Critique : Daniel Danite, imperturbable héros de Je me fais rare, n’a peur de rien, et surtout pas du ridicule. Non content de planter femme et enfants pour mener à bien un projet cinématographique dont la crédibilité est plus que douteuse, le voilà qui s’invite chez les uns et les autres pour le défendre corps et âme, trouver des financements et surtout, une équipe, avec au fond de lui la certitude de pouvoir remédier à la « crise » que traverse le cinéma français. Le projet en question ? Une docu-fiction fantasmée à la recherche d’un impossible lien fraternel entre Danite et les frères Coen. La méthode ? Se filmer soi-même, dans la liberté la plus totale, à la recherche desdits frères.

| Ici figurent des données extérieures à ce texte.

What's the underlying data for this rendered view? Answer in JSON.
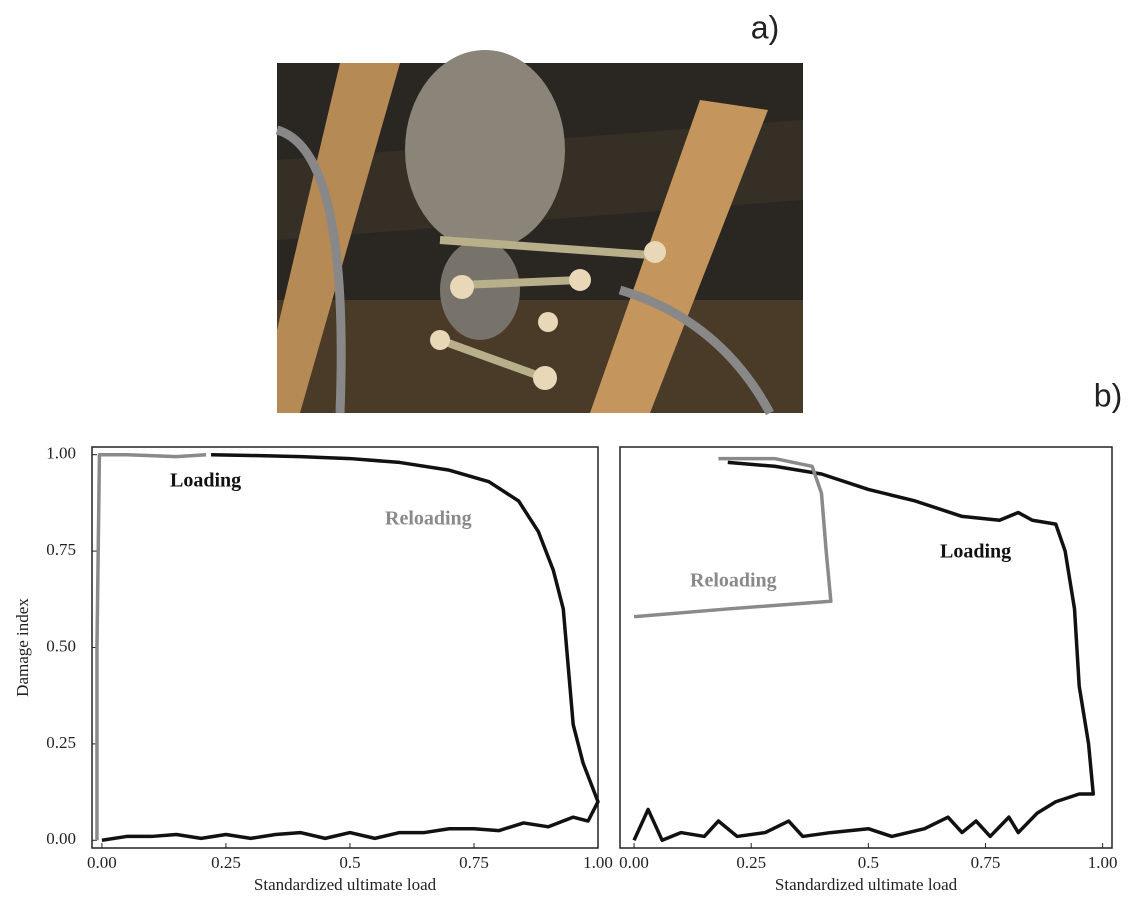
{
  "panel_labels": {
    "a": "a)",
    "b": "b)"
  },
  "chart_data": [
    {
      "type": "line",
      "xlabel": "Standardized ultimate load",
      "ylabel": "Damage index",
      "xlim": [
        -0.02,
        1.0
      ],
      "ylim": [
        -0.02,
        1.02
      ],
      "xticks": [
        {
          "value": 0,
          "label": "0.00"
        },
        {
          "value": 0.25,
          "label": "0.25"
        },
        0.5,
        {
          "value": 0.75,
          "label": "0.75"
        },
        {
          "value": 1,
          "label": "1.00"
        }
      ],
      "yticks": [
        {
          "value": 0,
          "label": "0.00"
        },
        {
          "value": 0.25,
          "label": "0.25"
        },
        {
          "value": 0.5,
          "label": "0.50"
        },
        {
          "value": 0.75,
          "label": "0.75"
        },
        {
          "value": 1,
          "label": "1.00"
        }
      ],
      "series": [
        {
          "name": "Loading",
          "color": "#111111",
          "x": [
            0,
            0.05,
            0.1,
            0.15,
            0.2,
            0.25,
            0.3,
            0.35,
            0.4,
            0.45,
            0.5,
            0.55,
            0.6,
            0.65,
            0.7,
            0.75,
            0.8,
            0.85,
            0.9,
            0.95,
            0.98,
            1.0,
            0.97,
            0.95,
            0.94,
            0.93,
            0.91,
            0.88,
            0.84,
            0.78,
            0.7,
            0.6,
            0.5,
            0.4,
            0.3,
            0.22
          ],
          "values": [
            0,
            0.01,
            0.01,
            0.015,
            0.005,
            0.015,
            0.005,
            0.015,
            0.02,
            0.005,
            0.02,
            0.005,
            0.02,
            0.02,
            0.03,
            0.03,
            0.025,
            0.045,
            0.035,
            0.06,
            0.05,
            0.1,
            0.2,
            0.3,
            0.45,
            0.6,
            0.7,
            0.8,
            0.88,
            0.93,
            0.96,
            0.98,
            0.99,
            0.995,
            0.998,
            1.0
          ]
        },
        {
          "name": "Reloading",
          "color": "#8a8a8a",
          "x": [
            -0.01,
            -0.01,
            -0.005,
            0.05,
            0.15,
            0.21
          ],
          "values": [
            0,
            0.5,
            1.0,
            1.0,
            0.995,
            1.0
          ]
        }
      ]
    },
    {
      "type": "line",
      "xlabel": "Standardized ultimate load",
      "xlim": [
        -0.03,
        1.02
      ],
      "ylim": [
        -0.02,
        1.02
      ],
      "xticks": [
        {
          "value": 0,
          "label": "0.00"
        },
        {
          "value": 0.25,
          "label": "0.25"
        },
        0.5,
        {
          "value": 0.75,
          "label": "0.75"
        },
        {
          "value": 1,
          "label": "1.00"
        }
      ],
      "series": [
        {
          "name": "Loading",
          "color": "#111111",
          "x": [
            0.0,
            0.03,
            0.06,
            0.1,
            0.15,
            0.18,
            0.22,
            0.28,
            0.33,
            0.36,
            0.42,
            0.5,
            0.55,
            0.62,
            0.67,
            0.7,
            0.73,
            0.76,
            0.8,
            0.82,
            0.86,
            0.9,
            0.95,
            0.98,
            0.97,
            0.95,
            0.94,
            0.92,
            0.9,
            0.85,
            0.82,
            0.78,
            0.7,
            0.6,
            0.5,
            0.4,
            0.3,
            0.2
          ],
          "values": [
            0.0,
            0.08,
            0.0,
            0.02,
            0.01,
            0.05,
            0.01,
            0.02,
            0.05,
            0.01,
            0.02,
            0.03,
            0.01,
            0.03,
            0.06,
            0.02,
            0.05,
            0.01,
            0.06,
            0.02,
            0.07,
            0.1,
            0.12,
            0.12,
            0.25,
            0.4,
            0.6,
            0.75,
            0.82,
            0.83,
            0.85,
            0.83,
            0.84,
            0.88,
            0.91,
            0.95,
            0.97,
            0.98
          ]
        },
        {
          "name": "Reloading",
          "color": "#8a8a8a",
          "x": [
            0.0,
            0.2,
            0.42,
            0.41,
            0.4,
            0.38,
            0.3,
            0.18
          ],
          "values": [
            0.58,
            0.6,
            0.62,
            0.75,
            0.9,
            0.97,
            0.99,
            0.99
          ]
        }
      ]
    }
  ]
}
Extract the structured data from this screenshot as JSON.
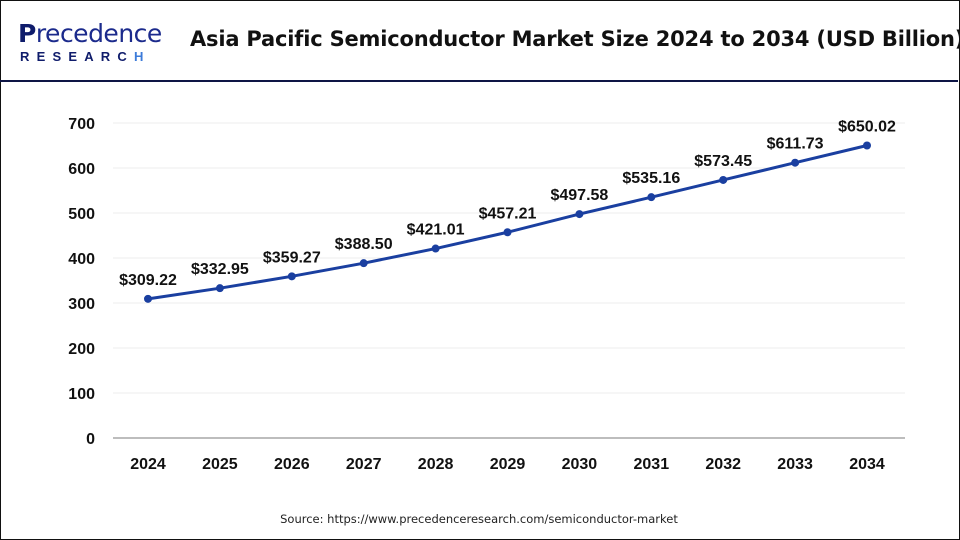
{
  "header": {
    "logo_line1": "Precedence",
    "logo_line1_rest": "recedence",
    "logo_line1_initial": "P",
    "logo_line2": "RESEARC",
    "logo_line2_last": "H",
    "title": "Asia Pacific Semiconductor Market Size 2024 to 2034 (USD Billion)"
  },
  "colors": {
    "line": "#1a3fa0",
    "marker": "#1a3fa0",
    "grid": "#ececec",
    "axis": "#bdbdbd",
    "header_rule": "#0e1545",
    "logo_dark": "#0f1c6b",
    "logo_accent": "#3c7bd9"
  },
  "footer": {
    "source": "Source: https://www.precedenceresearch.com/semiconductor-market"
  },
  "chart_data": {
    "type": "line",
    "title": "Asia Pacific Semiconductor Market Size 2024 to 2034 (USD Billion)",
    "xlabel": "",
    "ylabel": "",
    "categories": [
      "2024",
      "2025",
      "2026",
      "2027",
      "2028",
      "2029",
      "2030",
      "2031",
      "2032",
      "2033",
      "2034"
    ],
    "series": [
      {
        "name": "Asia Pacific Semiconductor Market Size (USD Billion)",
        "values": [
          309.22,
          332.95,
          359.27,
          388.5,
          421.01,
          457.21,
          497.58,
          535.16,
          573.45,
          611.73,
          650.02
        ],
        "labels": [
          "$309.22",
          "$332.95",
          "$359.27",
          "$388.50",
          "$421.01",
          "$457.21",
          "$497.58",
          "$535.16",
          "$573.45",
          "$611.73",
          "$650.02"
        ]
      }
    ],
    "yticks": [
      0,
      100,
      200,
      300,
      400,
      500,
      600,
      700
    ],
    "ylim": [
      0,
      700
    ],
    "grid": true,
    "legend": "none",
    "data_labels": true
  }
}
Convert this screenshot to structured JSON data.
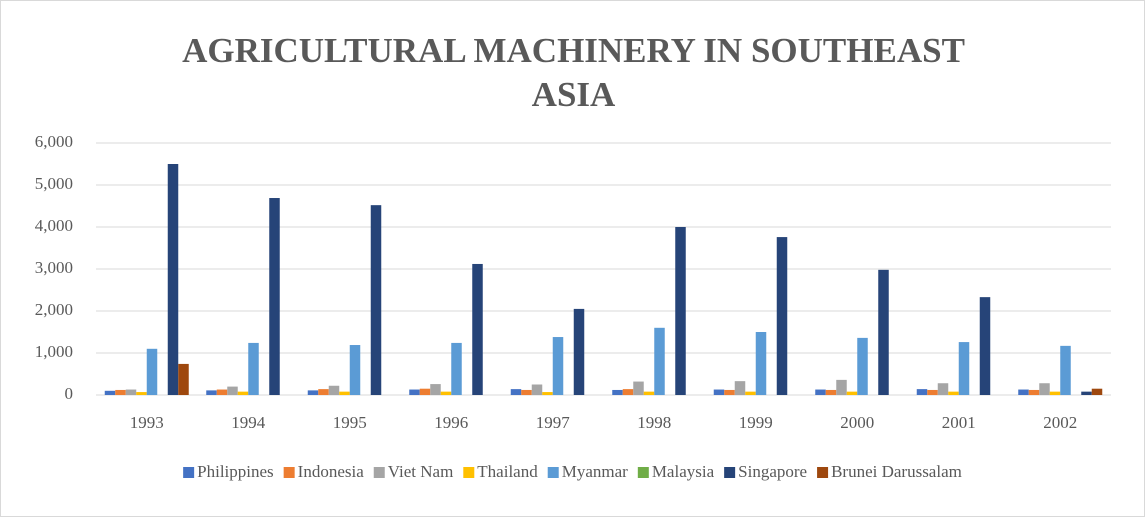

Sauf que l’ami Danite ressemble plus à un ersatz de Chaplin qu’aux metteurs en scène qu’il admire : là est toute la contradiction ; et c’est même cette tension entre la totale confiance affichée par D.D. et la très faible probabilité de voir son projet aboutir qui confère à Je fais feu de tout bois sa belle impertinence formelle. En effet, dans cette œuvre singulièrement provocatrice, Desarthe fait fi de tout code : l’intrigue prend souvent la tangente ; le personnage principal est une tête à claques ; les seconds rôles, à peine attachants, sont pour la plupart constitués de jeunes précaires désireux de travailler dans le milieu du cinéma. Tout cela fait un film drôle, singulièrement distancié par rapport au sujet qu’il adopte, mais dont la principale faiblesse réside dans la porosité qu’il laisse apparaître entre Danite et Desarthe lui-même... pas toujours pour le meilleur.
En effet, en décrédibilisant le projet de Danite, Desarthe a parfois l’art de se tirer une balle dans le pied et de mettre à mal l’essence-même de son projet, flirtant avec l’autofiction de manière un peu balourde et ne permettant pas à son personnage de s’exprimer dans toute la splendeur de son ridicule moliéresque. Alors qu’il aurait pu être une comédie acerbe sur le milieu du cinoche, le film prend alors les allures d’une « grosse blague » qui veut se faire aussi gros que le bœuf qu’elle prend pour objet, au risque d’exploser et de se confondre en une succession de grotesques mimiques et saynètes un peu longues.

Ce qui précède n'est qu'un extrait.